E como os jogos fazem isso? Em primeiro lugar, eles conseguem oferecer ao jogador autonomia de decisão, mesmo que dentro de limites e regras. Nos tornamos autores de nossas próprias vidas, e sentimos que temos controle sobre nossos comportamentos, além de um senso de que nossas ações influenciam diretamente os resultados. Enxergamos nossos resultados quase que instantaneamente através de feedbacks constantes, um dos aspectos de maior relevância presentes nos jogos.

Já com relação à competência, os jogos são criados levando em consideração a progressão de cada jogador, com o nível de dificuldade dos desafios crescendo na medida em que a habilidade da pessoa evolui. Essa relação ideal permite o que chamamos de estado de fluxo, onde perdemos a noção de tempo e há uma imersão completa na atividade em questão. Esse estado é essencial para uma aprendizagem de qualidade e duradoura.

Por fim, os jogos também nos dão a oportunidade de nos conectarmos não apenas com outros jogadores em partidas cooperativas ou competitivas, mas com as histórias, narrativas, mundos e personagens desenvolvidos em profundidade e que dialogam diretamente conosco. Eles nos permitem experimentar o mundo e fazer sentido dele de maneira segura. Nas escolas, os jogos, bem como suas metodologias, deveriam ter um papel essencial não apenas como ferramentas educacionais, mas como avenidas para o desenvolvimento pessoal e profissional.

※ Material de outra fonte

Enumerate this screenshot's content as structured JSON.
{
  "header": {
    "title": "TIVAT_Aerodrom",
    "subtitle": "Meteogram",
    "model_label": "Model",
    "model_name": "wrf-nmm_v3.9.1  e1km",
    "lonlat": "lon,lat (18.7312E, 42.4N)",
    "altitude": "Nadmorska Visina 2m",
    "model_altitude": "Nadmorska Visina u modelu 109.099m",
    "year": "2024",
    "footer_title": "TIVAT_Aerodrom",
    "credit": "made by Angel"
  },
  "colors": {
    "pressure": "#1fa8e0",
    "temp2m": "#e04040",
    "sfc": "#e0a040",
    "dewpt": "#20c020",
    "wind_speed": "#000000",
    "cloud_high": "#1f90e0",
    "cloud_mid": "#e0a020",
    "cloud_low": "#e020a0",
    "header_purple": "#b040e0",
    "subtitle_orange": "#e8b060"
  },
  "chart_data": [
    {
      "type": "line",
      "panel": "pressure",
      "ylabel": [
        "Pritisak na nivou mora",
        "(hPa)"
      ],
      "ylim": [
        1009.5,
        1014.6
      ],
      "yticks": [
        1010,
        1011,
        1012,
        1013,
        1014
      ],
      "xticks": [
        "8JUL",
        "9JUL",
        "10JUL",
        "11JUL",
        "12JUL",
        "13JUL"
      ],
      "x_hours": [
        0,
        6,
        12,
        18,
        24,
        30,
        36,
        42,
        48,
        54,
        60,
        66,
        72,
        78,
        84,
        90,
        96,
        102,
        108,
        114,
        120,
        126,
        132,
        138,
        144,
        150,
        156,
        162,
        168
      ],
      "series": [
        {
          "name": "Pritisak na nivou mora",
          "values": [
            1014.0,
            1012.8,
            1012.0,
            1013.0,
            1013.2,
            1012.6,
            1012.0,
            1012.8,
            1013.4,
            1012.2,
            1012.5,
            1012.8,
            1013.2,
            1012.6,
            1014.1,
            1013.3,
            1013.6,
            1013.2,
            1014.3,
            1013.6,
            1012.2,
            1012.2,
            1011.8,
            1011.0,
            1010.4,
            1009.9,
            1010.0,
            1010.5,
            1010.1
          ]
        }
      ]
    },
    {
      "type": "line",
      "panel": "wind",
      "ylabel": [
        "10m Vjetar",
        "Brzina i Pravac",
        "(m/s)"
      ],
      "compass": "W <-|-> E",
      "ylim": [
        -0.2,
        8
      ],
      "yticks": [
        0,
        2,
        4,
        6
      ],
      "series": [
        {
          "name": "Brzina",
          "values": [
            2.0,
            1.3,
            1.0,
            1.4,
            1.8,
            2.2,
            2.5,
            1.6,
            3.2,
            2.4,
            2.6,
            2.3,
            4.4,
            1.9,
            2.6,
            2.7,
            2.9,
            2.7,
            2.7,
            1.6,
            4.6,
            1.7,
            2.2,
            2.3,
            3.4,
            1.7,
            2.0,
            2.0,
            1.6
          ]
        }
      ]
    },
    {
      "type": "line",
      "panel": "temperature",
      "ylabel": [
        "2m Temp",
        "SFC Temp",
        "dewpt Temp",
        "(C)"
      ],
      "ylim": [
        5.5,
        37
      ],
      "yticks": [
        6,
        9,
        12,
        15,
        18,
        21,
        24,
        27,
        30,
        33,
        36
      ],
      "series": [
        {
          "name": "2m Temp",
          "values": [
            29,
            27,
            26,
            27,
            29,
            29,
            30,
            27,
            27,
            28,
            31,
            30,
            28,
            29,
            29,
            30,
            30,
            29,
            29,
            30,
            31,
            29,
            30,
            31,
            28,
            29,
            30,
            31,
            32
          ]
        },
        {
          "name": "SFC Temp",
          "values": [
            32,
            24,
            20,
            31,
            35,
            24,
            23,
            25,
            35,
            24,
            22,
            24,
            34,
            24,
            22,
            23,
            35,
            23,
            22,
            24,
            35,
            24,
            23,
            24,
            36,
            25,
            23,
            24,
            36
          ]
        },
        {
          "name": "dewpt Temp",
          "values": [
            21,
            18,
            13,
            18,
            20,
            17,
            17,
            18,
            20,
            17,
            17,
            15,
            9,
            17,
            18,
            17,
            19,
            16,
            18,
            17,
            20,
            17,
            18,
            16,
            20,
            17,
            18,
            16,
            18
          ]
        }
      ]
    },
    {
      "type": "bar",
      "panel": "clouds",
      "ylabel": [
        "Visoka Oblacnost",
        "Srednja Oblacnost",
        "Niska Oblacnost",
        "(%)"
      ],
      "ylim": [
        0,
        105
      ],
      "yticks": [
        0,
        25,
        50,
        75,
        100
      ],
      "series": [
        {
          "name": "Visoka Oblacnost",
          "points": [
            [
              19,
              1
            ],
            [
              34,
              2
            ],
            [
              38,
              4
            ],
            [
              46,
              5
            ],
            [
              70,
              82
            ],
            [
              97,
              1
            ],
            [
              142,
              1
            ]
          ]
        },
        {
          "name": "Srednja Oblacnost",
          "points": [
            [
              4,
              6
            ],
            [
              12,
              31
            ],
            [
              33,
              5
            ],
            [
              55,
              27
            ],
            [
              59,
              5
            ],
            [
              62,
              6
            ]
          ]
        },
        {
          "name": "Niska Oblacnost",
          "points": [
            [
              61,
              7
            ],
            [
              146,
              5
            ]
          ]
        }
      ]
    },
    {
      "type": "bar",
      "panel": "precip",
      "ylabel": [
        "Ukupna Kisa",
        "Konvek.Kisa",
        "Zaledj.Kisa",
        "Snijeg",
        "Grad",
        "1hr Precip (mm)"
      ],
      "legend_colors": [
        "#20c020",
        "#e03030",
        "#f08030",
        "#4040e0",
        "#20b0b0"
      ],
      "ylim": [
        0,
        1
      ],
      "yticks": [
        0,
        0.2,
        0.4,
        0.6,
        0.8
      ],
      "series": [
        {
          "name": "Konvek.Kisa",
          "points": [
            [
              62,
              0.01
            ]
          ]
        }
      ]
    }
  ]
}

Por que, então, ao invés de olharmos com atenção e curiosidade para os jogos para aprender com eles, os negligenciamos nos ambientes escolares? Por que tiramos os nossos estudantes de seu universo para trazê-los para um ambiente inóspito, ao invés de gentilmente batermos em suas portas de modo a levar nossas experiências e ensinamentos de maneira que seja relevante a eles, criando assim um ambiente educacional voltado ao indivíduo, seu bem-estar e preservando sua busca por identidade?